“So He asked the Father, “How long has this been happening to him?”  Mark 9:21

“Do you want to be made well?”  John 5:7

“What did Moses command you?”  Mark 10:3

As I have read through the gospels I am always taken aback with the amount of times Jesus asked questions.  So many times when people came to him for healing, Jesus would first ask them a question: often concerning what they wanted from Him. The true God who came down to earth with all knowledge and power, who truly had all the answers, would often first ask questions, even of his accusers before answering them. One of the ways that you could tell that Jesus truly listened to people he was communicating with before answering them; was He would use their answers to his questions, in His explanations.  In other parts of the bible, we are told that Jesus could tell what was in the hearts and minds of people before or without them saying a word.

So why didn’t He just state His perfect answers before anyone said a word?  As to His motive I would not dare to try to speak for Jesus Christ.  However, as speech communications major and 20 plus year adult instructor in communication and behavioral processes, I can tell you the impact of not only His questions but also the fact that He would listen.  Jesus elevated the importance of person with whom He was interacting.  This is another example of Jesus’ servant prospective.  He truly is the Great Teacher.  Jesus knew that it was important for those He was interacting with to express their perspective, even if that perspective was in error.  Jesus used Himself as example by so often listening and then responsively teaching.  In essence saying:  “I have listened to you, now you should listen to me.”  Some might say that Jesus was giving up a position of strength and power by asking questions to and actually listening to responses, especially from His enemies.  Yet Jesus was profoundly confident that His Spirit of truth would overwhelm and defeat any wrong argument against Him, so there was no danger in His practice.

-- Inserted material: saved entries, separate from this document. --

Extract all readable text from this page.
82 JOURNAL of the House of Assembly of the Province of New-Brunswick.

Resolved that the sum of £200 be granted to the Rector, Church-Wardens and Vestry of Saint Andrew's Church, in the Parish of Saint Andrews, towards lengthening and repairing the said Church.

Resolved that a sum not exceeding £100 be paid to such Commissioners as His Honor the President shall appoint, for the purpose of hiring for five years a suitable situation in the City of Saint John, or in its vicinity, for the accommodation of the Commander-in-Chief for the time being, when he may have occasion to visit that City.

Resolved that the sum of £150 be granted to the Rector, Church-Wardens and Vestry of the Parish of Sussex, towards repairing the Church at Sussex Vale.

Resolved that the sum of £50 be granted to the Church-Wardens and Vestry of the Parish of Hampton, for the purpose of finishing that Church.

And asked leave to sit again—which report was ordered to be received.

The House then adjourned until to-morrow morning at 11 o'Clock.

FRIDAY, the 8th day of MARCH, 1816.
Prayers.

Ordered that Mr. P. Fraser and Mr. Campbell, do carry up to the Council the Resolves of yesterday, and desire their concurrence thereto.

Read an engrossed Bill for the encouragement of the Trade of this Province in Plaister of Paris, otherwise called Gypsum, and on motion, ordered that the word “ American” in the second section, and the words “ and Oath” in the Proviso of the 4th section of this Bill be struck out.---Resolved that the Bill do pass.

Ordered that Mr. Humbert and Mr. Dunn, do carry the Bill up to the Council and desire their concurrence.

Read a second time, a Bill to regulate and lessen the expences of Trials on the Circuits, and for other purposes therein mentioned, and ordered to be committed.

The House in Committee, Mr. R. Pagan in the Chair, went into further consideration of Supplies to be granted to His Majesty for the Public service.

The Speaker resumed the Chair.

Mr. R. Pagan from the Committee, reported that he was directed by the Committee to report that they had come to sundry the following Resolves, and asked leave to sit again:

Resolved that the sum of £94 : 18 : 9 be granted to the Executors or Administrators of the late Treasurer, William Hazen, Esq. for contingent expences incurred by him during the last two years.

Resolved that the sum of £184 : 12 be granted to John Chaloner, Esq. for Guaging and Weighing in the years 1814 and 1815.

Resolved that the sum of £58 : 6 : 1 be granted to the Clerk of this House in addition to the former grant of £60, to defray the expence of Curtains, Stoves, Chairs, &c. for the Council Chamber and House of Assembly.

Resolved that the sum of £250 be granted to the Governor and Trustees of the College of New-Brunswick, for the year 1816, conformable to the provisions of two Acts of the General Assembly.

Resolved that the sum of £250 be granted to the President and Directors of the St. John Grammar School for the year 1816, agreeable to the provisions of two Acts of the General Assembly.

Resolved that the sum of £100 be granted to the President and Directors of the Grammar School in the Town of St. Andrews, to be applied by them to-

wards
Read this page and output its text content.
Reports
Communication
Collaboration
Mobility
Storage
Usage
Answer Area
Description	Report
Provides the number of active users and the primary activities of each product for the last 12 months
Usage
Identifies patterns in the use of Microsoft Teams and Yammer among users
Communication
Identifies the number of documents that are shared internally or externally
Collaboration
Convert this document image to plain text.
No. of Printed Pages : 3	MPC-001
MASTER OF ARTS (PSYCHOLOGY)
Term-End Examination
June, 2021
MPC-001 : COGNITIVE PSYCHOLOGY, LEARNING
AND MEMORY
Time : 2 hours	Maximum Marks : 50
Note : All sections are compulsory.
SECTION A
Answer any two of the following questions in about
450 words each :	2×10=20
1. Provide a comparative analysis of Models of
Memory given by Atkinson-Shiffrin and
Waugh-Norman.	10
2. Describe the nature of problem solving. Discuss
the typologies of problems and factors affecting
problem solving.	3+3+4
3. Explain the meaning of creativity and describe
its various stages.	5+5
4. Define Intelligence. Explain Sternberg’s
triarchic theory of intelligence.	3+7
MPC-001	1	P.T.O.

Think about how we so often interact today.  Time after time we see and hear where conversations rarely contain a complete sentence before the other person interrupts to jump in with their point.  We hear questions asked and as the person starts to respond, they are cut off with an attack or the other person trying to answer for the person.  In so many cases where there is the potential for disagreement there is no desire to elevate the other person to a level of equality in perspective but there is more often the need to belittle the person to utterly destroy their reasoning before we even have the opportunity to hear it.  The outcome is that the two parties virtually never learn anything new about the topic at hand and worst yet the other person.  We leave the interaction divided, discouraged and distrustful.

Let us learn from Jesus example.  Let us not believe that it is a sign of weakness to openly ask about the other side of the story.  Let us truly listen to the different perspective of others trying to gain insight into the person as well as the position.  There is one aspect of Jesus Christ’s example we should not copy.  And that is the thought that we have all knowledge.  We need to remember that we are the ones with the planks in our own eyes, that make it difficult to see the specks of others.

The two greatest commandments:  Love God and Love others as ourselves.  In remembering these we should remember that God truly wants to hear from us and will listen with His entire being and we should be listening to Him in return.  If He will listen to us when we speak to Him, should we not extend the same to others with home we speak?